Adobe reported second quarter earnings June 13. Their record revenue of $5.3 billion topped analysts estimates of $5.29 billion. The market sent the shares up $67 or more than 14% and the stock has kept moving higher despite a Federal Trade Commission into termination fee practices and Adobe possibly using its customer’s work to train its AI.

Adobe Q2 Earnings Report

As mentioned, Adobe’s revenue was $5.3 billion. That was up 2.5% sequentially and 10% year over year. Gross margins were a solid 88.7% slightly better quarter on quarter and year over year. Operating profit was almost $1.9 billion up 107% quarter over quarter and 16% year over year. That’s about 36% operating profit. The large quarterly jump was attributed to a $1 billion fee Adobe incurred for the cancelled merger with Figma in Q1. Net income was almost $1.6 billion better by 154% sequentially and 22% year over year which is almost 30% of revenue.

Adobe Quarterly Revenue

Turning to our quarterly income statement bar chart we can see that adobe has been steadily growing since Q2 2022. We can see the dip in operating profit and net income in Q1 from the FIGMA charge. But if you back out that one time charge we can see the smooth and steady growth in those line items. Net revenue has been growing by over 2% on a quarterly compound basis. Gross profits, by 2.3%. operating profits at 2.4% and net income by 3.3%. Solid, steady growth.

Adobe Segment Revenue

Looking at revenue by segment Digital Media, in blue, is Adobe’s principal business line earning $3.9 billion and growing by 2.3%. Digital Experience, shown in red, reported $1.3 billion and that too has been growing slightly better than 2%for the last nine quarters. Their publishing and advertising business has been struggling, however, though just a fraction of overall top line at $74 million.

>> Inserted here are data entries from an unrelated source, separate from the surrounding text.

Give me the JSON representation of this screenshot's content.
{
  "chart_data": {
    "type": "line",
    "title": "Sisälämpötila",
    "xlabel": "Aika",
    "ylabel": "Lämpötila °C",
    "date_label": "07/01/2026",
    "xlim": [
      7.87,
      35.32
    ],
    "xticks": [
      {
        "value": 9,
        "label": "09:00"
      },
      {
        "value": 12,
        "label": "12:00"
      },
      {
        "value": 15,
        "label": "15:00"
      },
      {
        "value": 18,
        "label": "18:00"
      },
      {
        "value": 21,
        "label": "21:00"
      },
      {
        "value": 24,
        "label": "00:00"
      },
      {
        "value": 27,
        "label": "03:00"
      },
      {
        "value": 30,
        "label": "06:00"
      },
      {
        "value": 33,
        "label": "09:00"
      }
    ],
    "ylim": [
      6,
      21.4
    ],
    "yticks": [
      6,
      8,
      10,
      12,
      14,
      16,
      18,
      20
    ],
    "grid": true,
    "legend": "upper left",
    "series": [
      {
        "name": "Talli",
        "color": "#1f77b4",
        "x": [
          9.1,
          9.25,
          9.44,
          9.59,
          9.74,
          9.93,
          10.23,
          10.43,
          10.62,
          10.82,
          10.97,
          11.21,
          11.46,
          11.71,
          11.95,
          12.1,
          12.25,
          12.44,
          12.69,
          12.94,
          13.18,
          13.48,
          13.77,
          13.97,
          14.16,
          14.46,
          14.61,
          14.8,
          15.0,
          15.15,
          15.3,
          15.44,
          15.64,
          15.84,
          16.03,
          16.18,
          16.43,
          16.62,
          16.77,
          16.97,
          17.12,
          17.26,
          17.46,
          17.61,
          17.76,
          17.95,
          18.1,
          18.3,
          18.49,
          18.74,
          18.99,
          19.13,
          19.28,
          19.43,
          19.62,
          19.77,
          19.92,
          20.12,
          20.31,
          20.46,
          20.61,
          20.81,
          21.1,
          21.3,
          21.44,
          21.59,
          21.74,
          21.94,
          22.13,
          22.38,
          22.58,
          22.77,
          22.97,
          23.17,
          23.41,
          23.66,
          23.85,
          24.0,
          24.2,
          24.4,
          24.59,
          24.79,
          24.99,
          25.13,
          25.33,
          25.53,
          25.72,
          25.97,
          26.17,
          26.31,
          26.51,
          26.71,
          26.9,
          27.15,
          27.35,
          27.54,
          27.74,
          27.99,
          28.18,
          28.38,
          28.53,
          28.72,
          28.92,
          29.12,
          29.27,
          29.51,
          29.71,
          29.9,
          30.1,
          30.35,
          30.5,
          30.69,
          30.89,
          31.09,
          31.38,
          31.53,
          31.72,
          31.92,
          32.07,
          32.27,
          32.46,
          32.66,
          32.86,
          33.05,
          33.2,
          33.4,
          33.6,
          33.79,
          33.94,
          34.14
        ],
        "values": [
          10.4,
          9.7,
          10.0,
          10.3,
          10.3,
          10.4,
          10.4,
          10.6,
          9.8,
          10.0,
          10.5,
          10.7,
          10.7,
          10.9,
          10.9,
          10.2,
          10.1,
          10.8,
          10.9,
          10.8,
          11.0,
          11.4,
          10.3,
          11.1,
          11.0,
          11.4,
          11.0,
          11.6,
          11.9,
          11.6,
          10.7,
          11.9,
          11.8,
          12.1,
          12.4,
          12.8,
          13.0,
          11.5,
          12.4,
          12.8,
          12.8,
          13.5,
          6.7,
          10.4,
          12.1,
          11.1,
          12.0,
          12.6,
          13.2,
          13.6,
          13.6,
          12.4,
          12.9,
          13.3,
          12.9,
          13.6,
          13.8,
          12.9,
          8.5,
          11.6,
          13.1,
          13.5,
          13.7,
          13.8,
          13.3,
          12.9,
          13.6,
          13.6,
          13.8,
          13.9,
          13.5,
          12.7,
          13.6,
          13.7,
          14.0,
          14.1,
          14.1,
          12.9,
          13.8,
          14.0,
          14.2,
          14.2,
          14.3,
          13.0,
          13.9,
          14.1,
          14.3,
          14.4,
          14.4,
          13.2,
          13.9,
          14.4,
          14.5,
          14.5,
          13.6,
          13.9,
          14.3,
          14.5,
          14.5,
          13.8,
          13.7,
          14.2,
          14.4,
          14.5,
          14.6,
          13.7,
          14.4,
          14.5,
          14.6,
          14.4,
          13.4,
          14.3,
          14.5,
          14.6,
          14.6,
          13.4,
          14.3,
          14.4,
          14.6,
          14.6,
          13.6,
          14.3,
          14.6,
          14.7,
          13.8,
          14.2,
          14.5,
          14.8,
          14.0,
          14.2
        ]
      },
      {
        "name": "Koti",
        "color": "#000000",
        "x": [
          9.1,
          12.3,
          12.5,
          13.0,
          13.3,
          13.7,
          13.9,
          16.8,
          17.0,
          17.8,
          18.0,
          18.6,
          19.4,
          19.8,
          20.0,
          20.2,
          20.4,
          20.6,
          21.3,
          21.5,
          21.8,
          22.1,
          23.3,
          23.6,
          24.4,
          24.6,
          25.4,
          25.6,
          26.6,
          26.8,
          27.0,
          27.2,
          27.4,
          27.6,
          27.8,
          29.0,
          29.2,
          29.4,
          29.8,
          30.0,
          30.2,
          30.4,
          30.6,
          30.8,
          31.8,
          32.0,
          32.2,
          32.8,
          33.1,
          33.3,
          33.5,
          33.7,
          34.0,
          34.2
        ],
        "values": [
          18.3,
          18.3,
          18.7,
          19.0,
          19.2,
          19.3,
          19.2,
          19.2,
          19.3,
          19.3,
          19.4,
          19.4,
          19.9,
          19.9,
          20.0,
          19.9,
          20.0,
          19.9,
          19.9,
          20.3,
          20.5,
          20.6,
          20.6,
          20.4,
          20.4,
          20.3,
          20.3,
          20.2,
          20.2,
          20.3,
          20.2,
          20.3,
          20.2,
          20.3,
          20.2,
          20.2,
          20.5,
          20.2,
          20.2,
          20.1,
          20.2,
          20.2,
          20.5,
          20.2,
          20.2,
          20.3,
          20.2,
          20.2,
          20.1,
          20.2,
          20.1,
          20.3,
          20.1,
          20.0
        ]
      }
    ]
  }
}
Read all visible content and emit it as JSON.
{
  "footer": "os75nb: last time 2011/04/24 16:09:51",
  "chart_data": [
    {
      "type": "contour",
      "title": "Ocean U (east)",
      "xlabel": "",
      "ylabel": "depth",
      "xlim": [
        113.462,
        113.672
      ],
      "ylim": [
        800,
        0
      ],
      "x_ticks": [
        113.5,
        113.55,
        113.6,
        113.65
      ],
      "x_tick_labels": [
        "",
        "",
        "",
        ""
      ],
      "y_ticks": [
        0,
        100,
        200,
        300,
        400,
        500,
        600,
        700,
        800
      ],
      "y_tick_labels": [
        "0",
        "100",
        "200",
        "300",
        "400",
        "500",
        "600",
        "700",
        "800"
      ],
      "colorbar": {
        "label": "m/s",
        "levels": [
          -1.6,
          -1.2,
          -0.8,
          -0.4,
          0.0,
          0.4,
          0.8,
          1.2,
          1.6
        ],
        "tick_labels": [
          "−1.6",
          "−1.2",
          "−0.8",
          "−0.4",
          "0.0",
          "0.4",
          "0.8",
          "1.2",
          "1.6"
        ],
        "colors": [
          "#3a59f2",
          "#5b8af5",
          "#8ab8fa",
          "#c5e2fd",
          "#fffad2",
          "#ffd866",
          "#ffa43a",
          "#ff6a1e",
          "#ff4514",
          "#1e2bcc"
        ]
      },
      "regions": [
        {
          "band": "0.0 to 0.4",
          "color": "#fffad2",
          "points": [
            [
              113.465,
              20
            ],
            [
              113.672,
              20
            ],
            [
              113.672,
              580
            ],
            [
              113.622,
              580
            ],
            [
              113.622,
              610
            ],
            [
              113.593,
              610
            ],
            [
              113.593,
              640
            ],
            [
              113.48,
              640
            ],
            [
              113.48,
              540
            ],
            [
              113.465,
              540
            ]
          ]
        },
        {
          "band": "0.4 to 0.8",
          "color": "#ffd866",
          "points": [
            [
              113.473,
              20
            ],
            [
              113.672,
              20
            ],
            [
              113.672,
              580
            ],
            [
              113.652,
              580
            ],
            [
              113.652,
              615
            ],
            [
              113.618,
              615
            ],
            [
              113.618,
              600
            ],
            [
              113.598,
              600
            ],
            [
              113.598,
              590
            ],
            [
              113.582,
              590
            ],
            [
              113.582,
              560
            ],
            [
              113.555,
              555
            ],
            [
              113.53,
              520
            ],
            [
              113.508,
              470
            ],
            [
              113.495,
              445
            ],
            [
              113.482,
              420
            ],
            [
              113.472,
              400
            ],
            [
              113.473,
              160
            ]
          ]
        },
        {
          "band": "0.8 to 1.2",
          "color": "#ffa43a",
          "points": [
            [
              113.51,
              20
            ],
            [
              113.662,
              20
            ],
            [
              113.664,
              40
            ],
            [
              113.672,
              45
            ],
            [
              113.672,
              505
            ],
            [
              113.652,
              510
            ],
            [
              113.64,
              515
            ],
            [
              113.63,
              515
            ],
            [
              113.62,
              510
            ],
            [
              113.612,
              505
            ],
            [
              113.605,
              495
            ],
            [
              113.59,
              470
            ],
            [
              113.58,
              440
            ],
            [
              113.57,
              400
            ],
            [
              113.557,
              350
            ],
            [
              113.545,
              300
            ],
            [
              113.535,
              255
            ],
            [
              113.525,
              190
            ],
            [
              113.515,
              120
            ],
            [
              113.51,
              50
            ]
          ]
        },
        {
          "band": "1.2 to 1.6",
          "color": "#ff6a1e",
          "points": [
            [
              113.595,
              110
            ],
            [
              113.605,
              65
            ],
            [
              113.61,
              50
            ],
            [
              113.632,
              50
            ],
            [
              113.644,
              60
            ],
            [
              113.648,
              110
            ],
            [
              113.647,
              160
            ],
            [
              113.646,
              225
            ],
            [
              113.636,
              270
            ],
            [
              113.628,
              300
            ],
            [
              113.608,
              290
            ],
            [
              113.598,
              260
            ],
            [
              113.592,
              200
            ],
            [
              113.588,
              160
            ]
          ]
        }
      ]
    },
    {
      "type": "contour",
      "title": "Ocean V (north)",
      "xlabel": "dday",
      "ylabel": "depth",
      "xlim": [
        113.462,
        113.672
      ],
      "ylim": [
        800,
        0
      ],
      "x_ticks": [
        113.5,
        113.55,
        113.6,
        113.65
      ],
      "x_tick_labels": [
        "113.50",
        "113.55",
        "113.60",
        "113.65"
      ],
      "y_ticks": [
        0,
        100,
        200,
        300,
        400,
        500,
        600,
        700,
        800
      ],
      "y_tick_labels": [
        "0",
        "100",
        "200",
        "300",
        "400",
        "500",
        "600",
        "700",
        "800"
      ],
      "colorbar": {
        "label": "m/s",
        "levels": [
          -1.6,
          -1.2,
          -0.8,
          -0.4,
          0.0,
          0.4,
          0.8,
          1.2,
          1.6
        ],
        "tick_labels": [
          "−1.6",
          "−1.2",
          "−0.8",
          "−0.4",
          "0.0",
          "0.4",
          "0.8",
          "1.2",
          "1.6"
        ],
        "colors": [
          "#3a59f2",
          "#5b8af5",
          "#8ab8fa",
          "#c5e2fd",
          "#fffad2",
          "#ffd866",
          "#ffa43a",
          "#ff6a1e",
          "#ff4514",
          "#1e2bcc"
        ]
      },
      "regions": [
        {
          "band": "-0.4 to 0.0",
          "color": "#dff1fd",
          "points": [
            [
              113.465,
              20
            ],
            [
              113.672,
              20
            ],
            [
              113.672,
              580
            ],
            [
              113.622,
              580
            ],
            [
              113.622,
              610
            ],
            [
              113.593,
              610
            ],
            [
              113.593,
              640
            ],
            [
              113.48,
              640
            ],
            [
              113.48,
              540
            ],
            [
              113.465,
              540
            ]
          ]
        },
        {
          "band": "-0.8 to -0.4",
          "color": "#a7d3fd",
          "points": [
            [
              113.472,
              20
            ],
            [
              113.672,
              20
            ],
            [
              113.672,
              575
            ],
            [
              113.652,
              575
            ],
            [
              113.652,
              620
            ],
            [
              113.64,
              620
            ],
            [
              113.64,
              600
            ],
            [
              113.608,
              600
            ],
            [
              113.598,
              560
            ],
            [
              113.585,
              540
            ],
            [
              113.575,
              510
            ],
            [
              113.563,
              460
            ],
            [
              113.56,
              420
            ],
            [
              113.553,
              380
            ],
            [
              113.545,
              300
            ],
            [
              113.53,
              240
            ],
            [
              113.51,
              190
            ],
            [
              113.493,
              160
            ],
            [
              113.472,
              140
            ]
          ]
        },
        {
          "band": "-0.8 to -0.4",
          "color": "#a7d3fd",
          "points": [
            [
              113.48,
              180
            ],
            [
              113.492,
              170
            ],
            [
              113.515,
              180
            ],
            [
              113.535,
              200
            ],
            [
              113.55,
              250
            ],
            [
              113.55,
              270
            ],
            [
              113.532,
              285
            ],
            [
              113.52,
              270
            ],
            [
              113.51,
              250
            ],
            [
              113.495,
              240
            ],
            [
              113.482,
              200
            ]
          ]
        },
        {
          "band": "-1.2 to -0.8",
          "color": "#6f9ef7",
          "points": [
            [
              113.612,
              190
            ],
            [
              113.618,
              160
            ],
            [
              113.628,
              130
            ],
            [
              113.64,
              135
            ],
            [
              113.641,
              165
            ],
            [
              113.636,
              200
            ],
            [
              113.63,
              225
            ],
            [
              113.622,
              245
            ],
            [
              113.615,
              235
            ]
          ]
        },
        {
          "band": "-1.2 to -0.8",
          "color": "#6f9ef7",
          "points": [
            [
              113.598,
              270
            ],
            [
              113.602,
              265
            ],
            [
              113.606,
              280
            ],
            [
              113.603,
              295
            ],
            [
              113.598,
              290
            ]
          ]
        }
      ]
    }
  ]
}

Digital Media Segment Revenue

A closer look at their Digital Media unit is Document Cloud, in red, their smallest segment, has been growing by 3% to earn $780 million this last quarter while their Creative segment reported $3.1 billion, growing 2%.

Adobe Revenue by Geography

Revenue by geography puts Americas as their biggest region by market share reporting $3.2 billion this quarter growing 2.6%. EMEA Reported nearly $1.4 billion growing 1.8%. And APAC, their smallest geography reported just $760 million expanding by 84 basis points these last nine quarters.

Adobe Fundamental Valuations

Let’s look at some ratios. Shares outstanding were down by 5 million. Earnings per share were a solid $3.49 Up 156% sequentially, and nearly 24% year over year. Sales per share were $11.80 at 3.6% and 12.2% respectively. Cash per share also grew to nearly $17 up 24% quarter over quarter and 43% year over year. Book value didn’t change much, standing at $32.91. Adobe’s PE is close to 40 with the SP500 around 28.38. The peg ratio at 11.97 suggests the earnings aren’t growing fast enough to justify the PE. The leverage ratios have the debt ratio at 0.14, debt to equity and 0.28 and interest coverage at 45 times. Liquidity ratios look good as well. Current ratio above 1 at 1.16, quick showing 1 and cash at 0.81. Return on Assets of 21% and return on equity at 42%. Very good. Adobe has an equity multiplier of 2.02. Return on Capital employed is 30%. Return on invested capital is 24.8%. Adobe’s effective tax rate is 21% giving us a NOPAT of $4.9 billion with an average debt and equity of $19.8 billion.

Looking at the cash flows, operating cash flows were actually lower to $1.9 billion last quarter, investing inflows reported $111 million and financing outflows posted $642 million. Free cash flow to the firm was up 40% to $7.6 billion. Very solid indeed.

Adobe doesn’t pay a dividend. Their Enterprise value is $247 billion which is 11.6 times revenue. 12.81 times EBITDA and 32 times free cash flow.

Adobe Q3 Guidance

The company provided guidance for full year and the next quarter with revenue between $5.33 and $5.38 billion in Q3. Giving us, by our estimate of EBIT around 35.5% and earnings per share of $3.45 to $3.50 takes us to a forward PE of 40.4.

Adobe Rating

Takeaways from the Adobe report are the continued solid gross margins, steady and constant growth, Lots of cash. Instead of paying dividends, the company’s buying back shares. Adobe is participating in the generative AI boom with an uptick in revenue. On the con side, we thought the price earnings multiple was rather large with respect to the market, though a premium stock does command a premium price. We’re high pressed to find anything else wrong with Adobe. Though perhaps, the FTC, investigating Adobe’s cancellation practices and it’s recently updated terms of services agreement that suggests customers work will be used to train Adobe Firefly when your work is placed in to Adobe Stock marketplace. This approach to customers might damage their credibility and trust. That being said along with the high PE we are giving Adobe a neutral rating. We have no exposure to this company.